Daniel Costa

12/07/2022

 

MACHISMO SELVAGEM

 

Camille Paglia uma vez escreveu que se não há nenhum Mozart mulher, também não existe nenhuma mulher Jack Estripador. Lembrei-me dessa frase ao ler a notícia do médico anestesista que foi preso por estuprar suas pacientes no momento do parto. Deu ânsia de vômito. Nessas horas, ser pai de uma garota aumenta em muito os decibéis de revolta. Causa arrepios pensar que não são poucos os homens capazes de realizar barbaridades desse naipe e que a minha filha, quando estiver com idade suficiente para sair de casa com as suas próprias pernas, estará sujeita a tal nível de violência. Isso me faz questionar não apenas o grau de machismo que existe na sociedade em pleno século XXI, mas também o que fazer para combatê-lo.

O presidente da república destila misoginia pra tudo quanto é lado; os casos de violência doméstica e de mulheres assassinadas pelos seus ex-companheiros são estampados diariamente nas páginas dos jornais; os cargos de direção se encontram ocupados majoritariamente pelos homens; os salários são desiguais; e as pesquisas dão conta de que as mulheres estão trabalhando quase oito horas a mais por semana. A verdade é que quando a gente para pra refletir, a conclusão é a de que pouca coisa mudou, senão mesmo piorou. A sociedade está impregnada de machismo. Ele é mesmo estrutural.

O escritor espanhol Javier Cercas, em artigo publicado no jornal El País, se perguntou como é que as mulheres ainda nos aguentam diante de tanta exploração.
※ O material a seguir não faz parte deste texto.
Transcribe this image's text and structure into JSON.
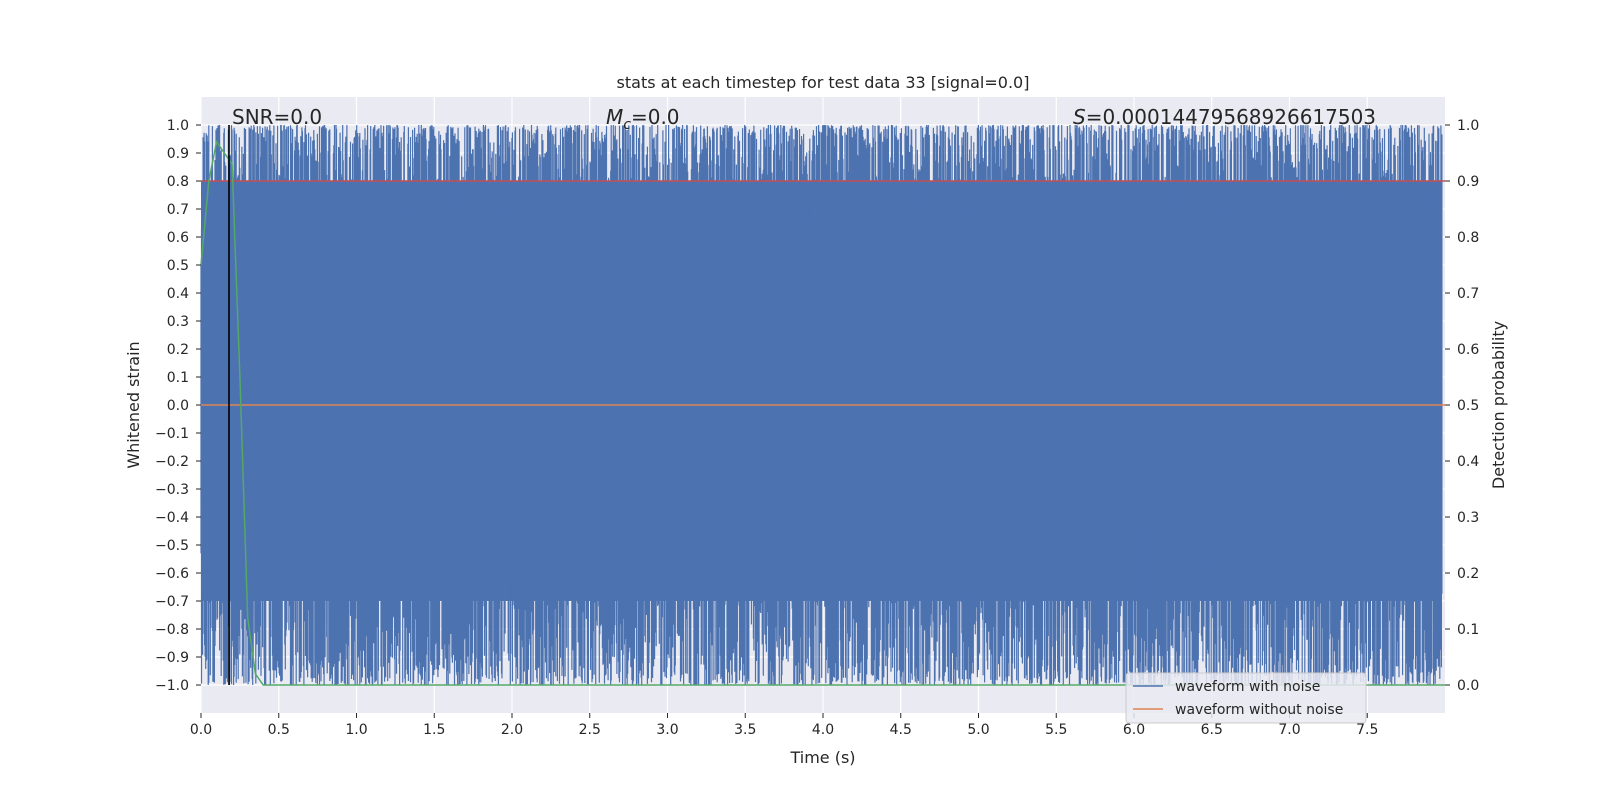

Como elas ainda não formaram um grande batalhão para sair por aí cortando pintos a perder de vista?  A minha tese é a de que as mulheres são seres humanos superiores, muito mais complexos e, portanto, capazes de pensar a vida de forma mais racional. Essa atitude bestial de retalhar corpos humanos faz parte mesmo é do ideário masculino. Nós é que agimos assim, dentro de contornos simplórios e instintivos. Até mesmo porque, não ter a consciência da complexidade da existência é viver menosprezando a vida.

Mas isso não significa dizer que as mulheres não devam reagir de maneira agressiva contra essa dominação estrutural. Nesse particular, eu sou amplamente favorável às ações extremistas do movimento feminista. Não vejo possibilidade de mudança se a coisa caminhar de outra forma. É preciso que o machismo seja vomitado nas nossas caras. Sou a favor de um feminismo do tipo divulgado por Virginie Despentes, que se posiciona de forma disruptiva não apenas contra o machismo, mas também contra o próprio ideal da supermulher, que deve ser eternamente feliz, sedutora, casada e bem-sucedida.

O feminismo não é selvagem. Selvagem é o machismo. É preciso que nós homens reflitamos sobre isso. Quais as práticas machistas que teimamos em perpetuar? Quais as atitudes machistas que eu destilo contra as mulheres que estão ao meu redor? Quais delas eu jamais gostaria que minha filha tenha que suportar?